The endocannabinoid (eCB) system is a lipid signaling system with relevant pro-homeostatic functions, consisting of at least two eCB-binding receptors (type-1 and type-2 cannabinoid receptors), their endogenous ligands (N-arachidonoylethanolamine, AEA, and 2-arachidonoylglycerol, 2-AG), and distinct eCB metabolic enzymes. Recent studies from our group and others indicate that eCB levels and eCB metabolic enzymes change age-dependently in both animal models of Alzheimer¿s disease (AD) and patients diagnosized with mild AD. In addition, stimulation of cannabinoid receptors and inhibition of the major AEA-hydrolyzing enzyme fatty acid amide hydrolase (FAAH) have beneficial effects in AD mice. The overall objective of the present project is to decipher the pivotal role of FAAH in AD pathogenesis, and to provide evidence that FAAH may indeed be a relevant target for improving our knowledge of mechanistic underpinnings of AD pathogenesis. In particular, we aim at providing evidence that FAAH inhibition is beneficial against AD-like pathological changes in mice, and also at disclosing the cellular and molecular mechanisms that underlie the anti-AD effects of FAAH manipulation. Furthermore, we plan to uncover the immunomodulatory effects induced by targeting FAAH in murine microglia, by evaluating whether FAAH inhibition in those immune cells known to be associated with AD pathogenesis may affect their inflammatory responses.
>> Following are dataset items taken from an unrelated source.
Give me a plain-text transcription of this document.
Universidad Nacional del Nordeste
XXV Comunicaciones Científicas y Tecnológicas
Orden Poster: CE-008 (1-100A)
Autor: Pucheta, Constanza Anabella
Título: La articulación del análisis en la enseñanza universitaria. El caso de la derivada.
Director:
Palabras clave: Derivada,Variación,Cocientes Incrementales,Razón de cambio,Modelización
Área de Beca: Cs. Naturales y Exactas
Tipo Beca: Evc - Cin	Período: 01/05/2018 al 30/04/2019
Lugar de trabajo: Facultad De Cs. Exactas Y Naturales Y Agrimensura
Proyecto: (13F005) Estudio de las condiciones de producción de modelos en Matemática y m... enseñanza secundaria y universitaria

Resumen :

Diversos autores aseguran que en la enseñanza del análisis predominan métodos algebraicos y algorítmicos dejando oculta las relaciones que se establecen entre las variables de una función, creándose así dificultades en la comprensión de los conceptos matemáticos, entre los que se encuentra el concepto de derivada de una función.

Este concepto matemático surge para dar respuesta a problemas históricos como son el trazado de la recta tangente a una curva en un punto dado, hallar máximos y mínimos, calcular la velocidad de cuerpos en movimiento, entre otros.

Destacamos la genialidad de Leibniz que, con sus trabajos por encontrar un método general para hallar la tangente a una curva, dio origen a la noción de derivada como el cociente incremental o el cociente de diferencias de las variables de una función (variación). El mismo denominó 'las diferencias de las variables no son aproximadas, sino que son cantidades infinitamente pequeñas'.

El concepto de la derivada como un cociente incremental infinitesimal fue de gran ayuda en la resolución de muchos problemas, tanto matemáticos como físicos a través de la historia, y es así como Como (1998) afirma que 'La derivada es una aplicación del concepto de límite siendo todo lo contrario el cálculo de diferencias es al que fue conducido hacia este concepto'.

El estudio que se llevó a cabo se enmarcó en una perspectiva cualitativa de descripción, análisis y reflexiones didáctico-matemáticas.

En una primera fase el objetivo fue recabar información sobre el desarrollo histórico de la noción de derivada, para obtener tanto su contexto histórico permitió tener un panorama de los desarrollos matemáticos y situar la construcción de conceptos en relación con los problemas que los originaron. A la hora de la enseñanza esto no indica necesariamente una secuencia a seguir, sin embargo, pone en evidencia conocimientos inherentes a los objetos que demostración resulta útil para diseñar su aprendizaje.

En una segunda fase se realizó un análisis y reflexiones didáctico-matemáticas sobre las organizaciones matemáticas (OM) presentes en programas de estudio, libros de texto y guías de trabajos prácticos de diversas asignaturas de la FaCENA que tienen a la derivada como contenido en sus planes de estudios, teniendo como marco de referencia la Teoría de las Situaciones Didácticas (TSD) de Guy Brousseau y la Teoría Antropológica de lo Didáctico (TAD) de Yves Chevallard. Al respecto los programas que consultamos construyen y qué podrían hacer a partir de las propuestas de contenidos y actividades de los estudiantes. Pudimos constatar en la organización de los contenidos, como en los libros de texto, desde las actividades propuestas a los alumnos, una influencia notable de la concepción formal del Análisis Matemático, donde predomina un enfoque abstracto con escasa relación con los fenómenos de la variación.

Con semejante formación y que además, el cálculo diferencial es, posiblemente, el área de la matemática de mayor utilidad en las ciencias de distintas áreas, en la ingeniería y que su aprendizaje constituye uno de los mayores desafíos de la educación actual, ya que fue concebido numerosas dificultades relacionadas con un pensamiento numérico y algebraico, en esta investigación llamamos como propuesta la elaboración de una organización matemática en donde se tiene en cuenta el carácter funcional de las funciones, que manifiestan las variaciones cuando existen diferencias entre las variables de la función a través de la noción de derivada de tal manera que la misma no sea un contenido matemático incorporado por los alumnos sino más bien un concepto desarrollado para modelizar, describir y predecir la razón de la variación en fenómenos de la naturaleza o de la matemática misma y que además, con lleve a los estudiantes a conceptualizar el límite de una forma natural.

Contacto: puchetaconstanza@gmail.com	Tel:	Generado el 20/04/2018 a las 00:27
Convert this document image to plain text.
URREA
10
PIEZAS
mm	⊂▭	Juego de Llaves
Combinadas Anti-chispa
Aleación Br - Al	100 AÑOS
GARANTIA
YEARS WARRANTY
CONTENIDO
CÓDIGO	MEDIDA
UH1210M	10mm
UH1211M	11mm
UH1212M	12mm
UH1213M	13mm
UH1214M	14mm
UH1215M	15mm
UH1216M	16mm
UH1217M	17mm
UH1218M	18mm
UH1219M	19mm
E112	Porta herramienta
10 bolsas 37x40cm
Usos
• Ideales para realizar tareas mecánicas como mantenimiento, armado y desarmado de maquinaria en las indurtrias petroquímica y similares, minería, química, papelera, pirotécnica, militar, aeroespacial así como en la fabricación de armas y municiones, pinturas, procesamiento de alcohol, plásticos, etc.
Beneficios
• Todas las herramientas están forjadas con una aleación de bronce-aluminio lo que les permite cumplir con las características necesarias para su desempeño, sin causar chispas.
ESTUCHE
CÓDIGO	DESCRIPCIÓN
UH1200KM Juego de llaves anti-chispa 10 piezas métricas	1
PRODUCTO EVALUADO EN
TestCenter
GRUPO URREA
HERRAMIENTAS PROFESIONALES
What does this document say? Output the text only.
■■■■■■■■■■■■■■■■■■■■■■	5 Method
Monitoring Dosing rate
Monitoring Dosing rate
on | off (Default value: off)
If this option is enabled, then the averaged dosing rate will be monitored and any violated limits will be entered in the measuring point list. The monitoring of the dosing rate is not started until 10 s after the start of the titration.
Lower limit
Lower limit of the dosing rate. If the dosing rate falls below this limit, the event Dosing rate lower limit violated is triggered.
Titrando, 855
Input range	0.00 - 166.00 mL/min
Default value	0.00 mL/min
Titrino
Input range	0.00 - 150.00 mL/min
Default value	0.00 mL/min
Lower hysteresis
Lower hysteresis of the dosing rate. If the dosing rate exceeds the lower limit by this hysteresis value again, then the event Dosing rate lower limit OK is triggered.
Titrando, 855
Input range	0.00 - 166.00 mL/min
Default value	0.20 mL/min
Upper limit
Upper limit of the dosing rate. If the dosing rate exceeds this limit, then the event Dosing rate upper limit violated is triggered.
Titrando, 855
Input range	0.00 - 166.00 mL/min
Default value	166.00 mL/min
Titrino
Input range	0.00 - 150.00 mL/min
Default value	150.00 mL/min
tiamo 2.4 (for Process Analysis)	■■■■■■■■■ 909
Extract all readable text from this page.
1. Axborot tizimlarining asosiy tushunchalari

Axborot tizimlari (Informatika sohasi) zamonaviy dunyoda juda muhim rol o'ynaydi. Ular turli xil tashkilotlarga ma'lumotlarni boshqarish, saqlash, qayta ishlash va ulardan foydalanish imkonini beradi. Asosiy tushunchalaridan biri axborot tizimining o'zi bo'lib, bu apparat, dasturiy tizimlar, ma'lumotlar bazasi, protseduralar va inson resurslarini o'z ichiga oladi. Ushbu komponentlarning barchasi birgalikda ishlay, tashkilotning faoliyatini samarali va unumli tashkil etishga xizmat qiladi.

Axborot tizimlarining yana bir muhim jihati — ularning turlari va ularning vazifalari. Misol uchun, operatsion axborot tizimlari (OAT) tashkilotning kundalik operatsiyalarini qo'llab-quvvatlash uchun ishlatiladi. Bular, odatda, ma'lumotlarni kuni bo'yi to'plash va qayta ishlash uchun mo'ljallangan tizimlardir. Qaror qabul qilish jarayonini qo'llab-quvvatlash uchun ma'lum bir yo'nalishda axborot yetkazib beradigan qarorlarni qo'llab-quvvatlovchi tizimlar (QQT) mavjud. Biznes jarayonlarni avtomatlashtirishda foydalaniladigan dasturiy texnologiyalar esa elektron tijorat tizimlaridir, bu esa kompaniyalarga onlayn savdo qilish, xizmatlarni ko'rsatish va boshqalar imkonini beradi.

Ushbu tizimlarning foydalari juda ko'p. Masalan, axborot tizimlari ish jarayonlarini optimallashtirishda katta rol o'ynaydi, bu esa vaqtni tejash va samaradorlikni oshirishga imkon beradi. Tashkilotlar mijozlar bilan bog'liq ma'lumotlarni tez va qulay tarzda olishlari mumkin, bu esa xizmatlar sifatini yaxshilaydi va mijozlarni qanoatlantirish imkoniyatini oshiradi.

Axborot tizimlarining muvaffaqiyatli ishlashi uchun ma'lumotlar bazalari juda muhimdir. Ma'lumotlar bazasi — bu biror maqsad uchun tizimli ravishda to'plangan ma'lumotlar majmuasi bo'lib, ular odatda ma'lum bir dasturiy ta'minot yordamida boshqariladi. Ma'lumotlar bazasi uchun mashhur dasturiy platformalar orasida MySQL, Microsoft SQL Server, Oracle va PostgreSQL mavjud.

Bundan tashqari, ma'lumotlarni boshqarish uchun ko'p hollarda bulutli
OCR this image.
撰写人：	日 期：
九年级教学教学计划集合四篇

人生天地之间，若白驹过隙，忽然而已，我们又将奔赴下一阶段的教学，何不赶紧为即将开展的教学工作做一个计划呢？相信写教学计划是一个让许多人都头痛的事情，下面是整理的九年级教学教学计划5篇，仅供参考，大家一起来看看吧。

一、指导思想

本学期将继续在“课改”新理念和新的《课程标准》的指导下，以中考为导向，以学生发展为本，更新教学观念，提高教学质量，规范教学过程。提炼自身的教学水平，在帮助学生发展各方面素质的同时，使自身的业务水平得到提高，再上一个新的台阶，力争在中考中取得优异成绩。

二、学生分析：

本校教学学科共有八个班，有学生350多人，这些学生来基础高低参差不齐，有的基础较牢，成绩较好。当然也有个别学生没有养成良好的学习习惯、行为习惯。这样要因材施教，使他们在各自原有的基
Global population ageing has a dramatic impact over dementia and AD epidemic. However, it would be a tremendous mistake to consider AD as a normal component of ageing. Indeed, AD may be considered an epidemic with an impact not only on patients and their families, but also on the worldwide health care system. The total estimated worldwide cost of dementia is US $818 billion, and it will become a trillion dollar disease by 2018. The impact on economy is linked to the reduction of healthcare costs. The societal impact will consist in potential health and quality of life improvement in the elderly. Today, over 46 million people live with dementia worldwide and this number is expected to increase to 131.5 million by 2050. In December 2013, the UK government took advantage of its presidency of the G8 (now the G7) to launch a Global Action Against Dementia. The outcome was an impressive commitment to identifying a cure or disease-modifying therapy for dementia by 2025.
Developing novel treatments against AD necessitates a high degree of general and mechanistic understanding of its pathogenesis and hopefully we will generate data that will help to expand our knowledge about the mechanisms of AD.We believe that the eCB system is the right subject for intense research activity looking for novel therapeutic targets that may prevent or delay disease progression. Understanding AD onset and progression remains a major challenge for science, thus the scientific impact will be to deep this understanding and spread this knowledge. Indeed, we believe that our project will contribute to unveil many hidden aspects of AD pathophysiology, thus improving mechanistic understanding via the exploration of one of the most promising lipid signaling system, with particular emphasis on the role of its key component FAAH.